Ebola is a hemorrhagic fever transmitted primarily through blood or stools. And in almost all other cases it leads to death. Africa has already experienced several waves of epidemics for 40 years, the largest 2014 in West Africa, with more than 11,000 deaths. We are not there. But the WHO is worried that the affected area is difficult to access.

This region is the extreme northeastern part of this large country, the Democratic Republic of the Congo, four times the size of France. It is the northern Kivu region, near Uganda and Rwanda, a region of war. And it creates an unprecedented situation: an Ebola epidemic has never been declared in a region of war. In this case, several militias, including the ADF's, almost meet Congolese Regular Army. It was fought again yesterday in the city of Beni, which has 300,000 inhabitants. This area is also known as the "triangle of death".

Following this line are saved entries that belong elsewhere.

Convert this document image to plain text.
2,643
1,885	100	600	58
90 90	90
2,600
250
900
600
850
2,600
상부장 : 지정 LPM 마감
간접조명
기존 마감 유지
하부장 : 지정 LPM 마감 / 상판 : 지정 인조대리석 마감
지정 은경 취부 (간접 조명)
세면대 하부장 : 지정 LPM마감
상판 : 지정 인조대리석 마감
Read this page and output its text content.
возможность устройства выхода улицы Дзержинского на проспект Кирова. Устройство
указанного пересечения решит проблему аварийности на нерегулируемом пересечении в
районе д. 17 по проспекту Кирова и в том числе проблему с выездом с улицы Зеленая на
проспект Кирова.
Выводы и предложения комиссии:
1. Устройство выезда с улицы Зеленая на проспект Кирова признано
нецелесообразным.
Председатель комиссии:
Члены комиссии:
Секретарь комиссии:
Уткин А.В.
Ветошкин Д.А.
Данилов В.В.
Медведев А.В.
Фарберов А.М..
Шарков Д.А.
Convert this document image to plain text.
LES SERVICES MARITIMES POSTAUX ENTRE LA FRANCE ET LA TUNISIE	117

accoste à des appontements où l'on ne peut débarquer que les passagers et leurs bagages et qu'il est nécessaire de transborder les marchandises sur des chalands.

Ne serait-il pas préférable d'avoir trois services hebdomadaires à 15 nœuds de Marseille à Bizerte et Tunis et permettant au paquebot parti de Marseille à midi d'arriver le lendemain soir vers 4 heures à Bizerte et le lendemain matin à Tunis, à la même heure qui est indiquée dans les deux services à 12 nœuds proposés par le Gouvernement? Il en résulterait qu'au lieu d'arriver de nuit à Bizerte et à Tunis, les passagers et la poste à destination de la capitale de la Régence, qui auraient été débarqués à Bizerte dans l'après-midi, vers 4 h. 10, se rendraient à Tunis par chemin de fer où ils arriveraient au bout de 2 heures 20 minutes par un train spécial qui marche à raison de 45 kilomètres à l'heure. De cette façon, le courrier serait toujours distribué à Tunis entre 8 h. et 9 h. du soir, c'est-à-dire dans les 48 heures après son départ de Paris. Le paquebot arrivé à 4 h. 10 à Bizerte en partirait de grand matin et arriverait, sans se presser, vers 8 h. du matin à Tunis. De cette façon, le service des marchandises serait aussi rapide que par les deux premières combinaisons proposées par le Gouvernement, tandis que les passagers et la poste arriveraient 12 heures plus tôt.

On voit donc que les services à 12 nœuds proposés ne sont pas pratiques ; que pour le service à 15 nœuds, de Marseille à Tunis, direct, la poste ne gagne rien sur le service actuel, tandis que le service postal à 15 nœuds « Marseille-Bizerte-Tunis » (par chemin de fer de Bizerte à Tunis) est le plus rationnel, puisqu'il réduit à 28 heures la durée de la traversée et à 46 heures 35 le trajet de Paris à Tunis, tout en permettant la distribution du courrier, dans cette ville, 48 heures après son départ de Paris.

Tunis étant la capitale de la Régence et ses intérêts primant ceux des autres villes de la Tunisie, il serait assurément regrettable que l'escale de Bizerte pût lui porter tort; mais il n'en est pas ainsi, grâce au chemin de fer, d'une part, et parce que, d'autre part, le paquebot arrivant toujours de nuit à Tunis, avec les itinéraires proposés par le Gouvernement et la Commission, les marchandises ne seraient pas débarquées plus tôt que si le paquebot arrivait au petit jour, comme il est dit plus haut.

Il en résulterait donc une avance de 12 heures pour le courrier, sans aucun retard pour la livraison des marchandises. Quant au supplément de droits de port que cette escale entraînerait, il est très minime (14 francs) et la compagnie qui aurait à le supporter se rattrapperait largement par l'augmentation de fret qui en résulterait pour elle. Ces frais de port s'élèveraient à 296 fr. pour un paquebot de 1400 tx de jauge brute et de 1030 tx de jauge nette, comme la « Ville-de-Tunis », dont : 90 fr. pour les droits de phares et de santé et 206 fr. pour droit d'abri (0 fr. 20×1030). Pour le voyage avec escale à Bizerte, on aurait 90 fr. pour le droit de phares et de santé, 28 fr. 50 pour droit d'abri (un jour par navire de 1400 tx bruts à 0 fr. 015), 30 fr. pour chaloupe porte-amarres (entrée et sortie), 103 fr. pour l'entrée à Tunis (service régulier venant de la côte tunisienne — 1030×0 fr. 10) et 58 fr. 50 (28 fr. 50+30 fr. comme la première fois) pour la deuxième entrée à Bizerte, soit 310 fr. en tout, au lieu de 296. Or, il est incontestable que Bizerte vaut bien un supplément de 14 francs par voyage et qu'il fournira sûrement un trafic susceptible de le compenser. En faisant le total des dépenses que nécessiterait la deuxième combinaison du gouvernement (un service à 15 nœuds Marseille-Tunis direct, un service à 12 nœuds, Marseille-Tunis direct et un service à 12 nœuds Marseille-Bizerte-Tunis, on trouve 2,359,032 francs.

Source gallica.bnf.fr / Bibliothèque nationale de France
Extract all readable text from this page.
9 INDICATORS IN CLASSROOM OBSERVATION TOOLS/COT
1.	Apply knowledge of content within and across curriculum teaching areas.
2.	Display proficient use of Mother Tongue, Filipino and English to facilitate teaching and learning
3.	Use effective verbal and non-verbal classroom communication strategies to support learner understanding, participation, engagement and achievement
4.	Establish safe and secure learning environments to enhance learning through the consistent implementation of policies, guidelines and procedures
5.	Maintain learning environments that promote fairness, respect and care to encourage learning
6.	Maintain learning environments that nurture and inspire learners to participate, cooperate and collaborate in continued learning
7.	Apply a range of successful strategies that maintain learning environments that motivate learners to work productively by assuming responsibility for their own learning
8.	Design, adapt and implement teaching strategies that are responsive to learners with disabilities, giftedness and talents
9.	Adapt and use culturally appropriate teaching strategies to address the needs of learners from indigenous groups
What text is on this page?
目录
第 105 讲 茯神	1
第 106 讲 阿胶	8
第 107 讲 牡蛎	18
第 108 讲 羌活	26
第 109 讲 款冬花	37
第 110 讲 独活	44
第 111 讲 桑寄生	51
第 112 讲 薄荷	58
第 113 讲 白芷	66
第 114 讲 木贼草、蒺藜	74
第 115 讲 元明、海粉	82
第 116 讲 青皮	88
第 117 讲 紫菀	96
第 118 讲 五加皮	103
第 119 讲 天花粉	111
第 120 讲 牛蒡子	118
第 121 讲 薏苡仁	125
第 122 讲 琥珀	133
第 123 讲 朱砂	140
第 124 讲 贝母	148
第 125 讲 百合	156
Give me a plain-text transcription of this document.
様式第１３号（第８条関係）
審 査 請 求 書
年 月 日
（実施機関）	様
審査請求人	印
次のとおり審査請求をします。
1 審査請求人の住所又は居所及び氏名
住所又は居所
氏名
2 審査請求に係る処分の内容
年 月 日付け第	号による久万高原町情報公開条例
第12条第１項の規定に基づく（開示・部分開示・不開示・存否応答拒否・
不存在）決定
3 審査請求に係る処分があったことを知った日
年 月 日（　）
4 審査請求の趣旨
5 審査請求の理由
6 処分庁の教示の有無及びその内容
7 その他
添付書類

As a result, the work on humanitarians is complicated. They are themselves victims of aggression, for example three humanitarians are held hostage the week behind. The fight makes vaccination random and burials are sometimes difficult to perform. Identification of infection cases is complicated by emigration (people fly together) and the very high population density. And in addition, decades of battles in this area have created a disturbing law among residents: they do not even trust humanitarian staff. For all these reasons, doctors think that it will be very difficult to completely eradicate the strain. Some talk about a possible structural epidemic, which can take a very long time, and the balance sheet can therefore increase significantly over the months.

There is obviously a humanitarian mobilization. Several NGOs are present, such as Médecins Sans Frontières. And they perform two operations simultaneously: take care of people who are already infected with tests of new molecules: They have already saved one hundred patients. And especially vaccination, again testing new vaccine information. Nearly 30,000 people have been vaccinated so far. But the challenge is to identify the populations exposed to the virus. A challenge in a war zone.